The conventional wisdom of liberal America is that the Tea Party backlash against the Obama administration and its health-care law was fueled by racism, hate, and a veiled hint of violence. The idea that a grassroots movement of citizens appalled by the aggrandizement of the federal government and the administration’s overreach might rise up in protest is simply something that many, if not most, liberals can’t understand. Even the Anti-Defamation League tried to link the wackiest violent extremists and mainstream Republican critics of Obama in a controversial report.
And yet, for all the huffing and puffing about conservative hate, there was little or no evidence behind such accusations. Liberal politicians were often brusquely scolded about the Constitution at town-hall meetings by Tea Partiers — an indignity that some considered somehow non-democratic — but none were harmed.

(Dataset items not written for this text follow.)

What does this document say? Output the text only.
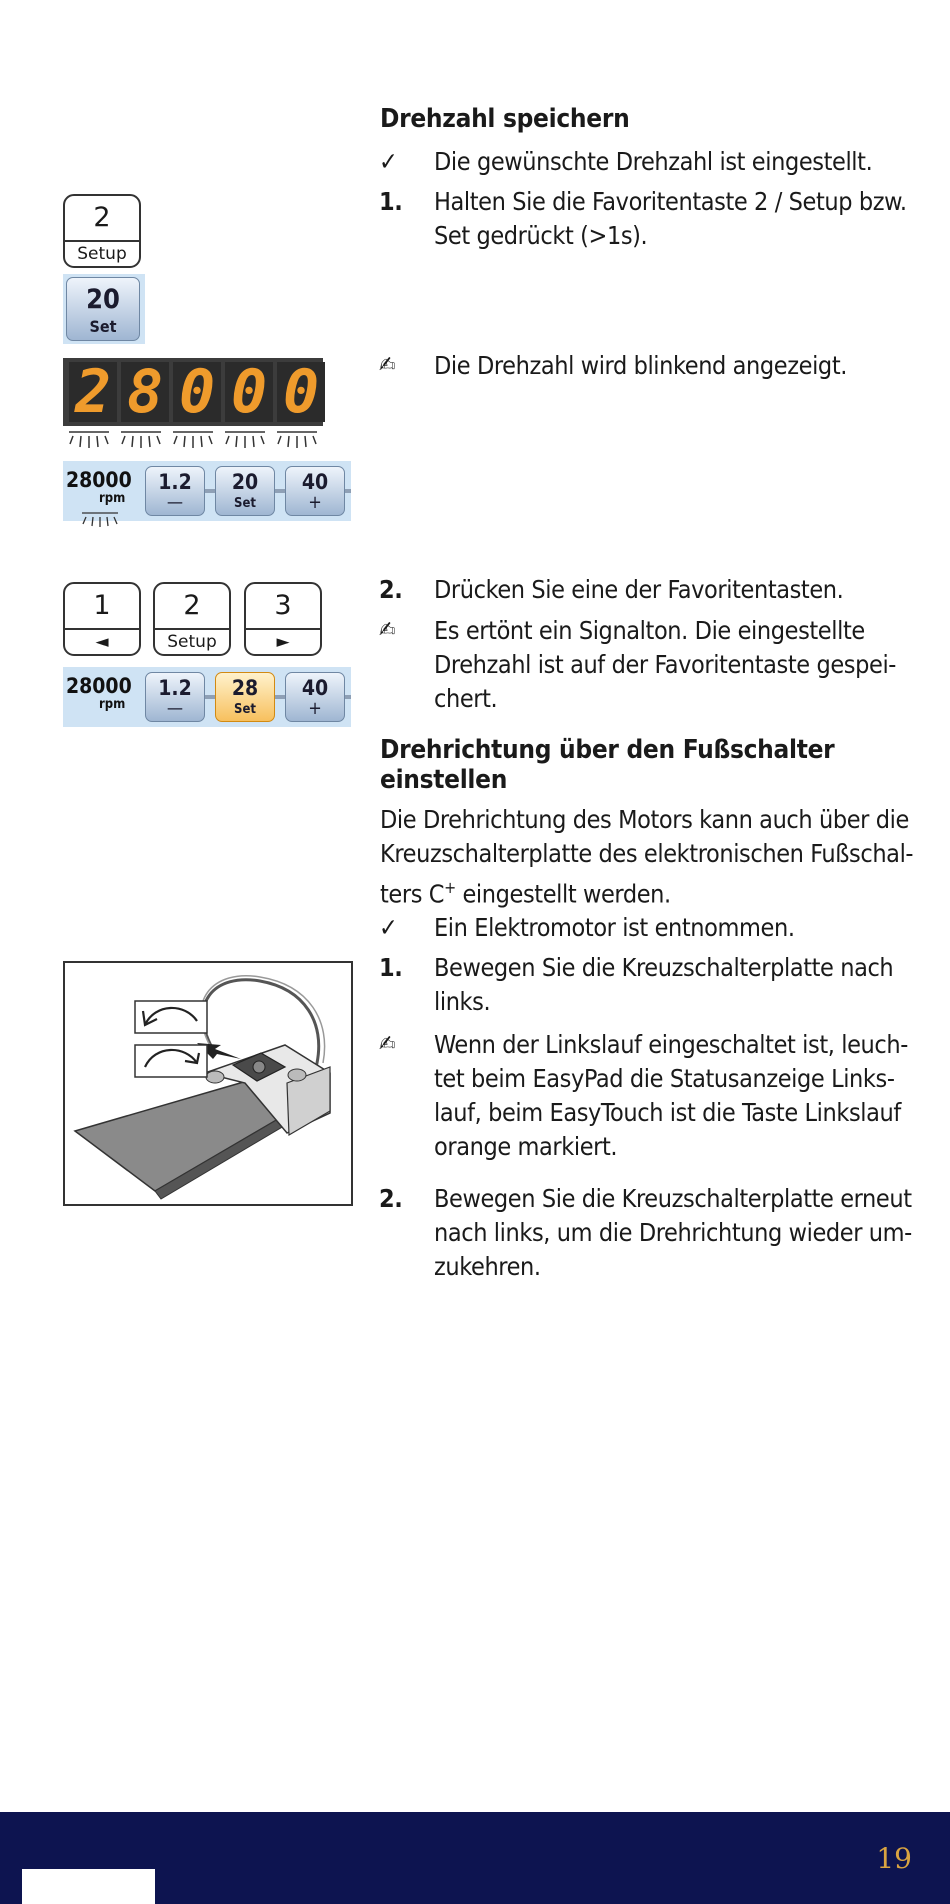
2
Setup
20
Set
2 8 0 0 0
28000
rpm
1.2
—
20
Set
40
+
1
◄
2
Setup
3
►
28000
rpm
1.2
—
28
Set
40
+
Drehzahl speichern
✓	Die gewünschte Drehzahl ist eingestellt.
1.	Halten Sie die Favoritentaste 2 / Setup bzw. Set gedrückt (>1s).
✍	Die Drehzahl wird blinkend angezeigt.
2.	Drücken Sie eine der Favoritentasten.
✍	Es ertönt ein Signalton. Die eingestellte Drehzahl ist auf der Favoritentaste gespei-chert.
Drehrichtung über den Fußschalter einstellen
Die Drehrichtung des Motors kann auch über die Kreuzschalterplatte des elektronischen Fußschal-ters C+ eingestellt werden.
✓	Ein Elektromotor ist entnommen.
1.	Bewegen Sie die Kreuzschalterplatte nach links.
✍	Wenn der Linkslauf eingeschaltet ist, leuch-tet beim EasyPad die Statusanzeige Links-lauf, beim EasyTouch ist die Taste Linkslauf orange markiert.
2.	Bewegen Sie die Kreuzschalterplatte erneut nach links, um die Drehrichtung wieder um-zukehren.
19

Yet today comes a reminder that far from violence being the preserve of the right, the left is just as likely to be guilty of such incitement. As the New York Times reported on its political blog:
A Philadelphia man pleaded guilty on Tuesday to threatening Representative Eric Cantor of Virginia, the No. 2 Republican in the House, earlier this year. Prosecutors said that the man, Norman LeBoon, declared in a video put on YouTube that he would shoot Mr. Cantor in the head and called him and his children “Lucifer’s abominations.” … The video, prosecutors said, was put on YouTube in late March — around the time the health care overhaul became law and amid a spell of threats and acts of vandalism directed at lawmakers.
If anything, this case illustrates the not-so-tenuous connection between left-wing extremism and anti-Semitism; singling out Cantor— the only Jewish Republican in the House at the time — and referencing him in terms straight out of the traditional stereotypes of Jew-hatred is the sort of thing that ought to send alarm bells ringing among those who monitor such hatred.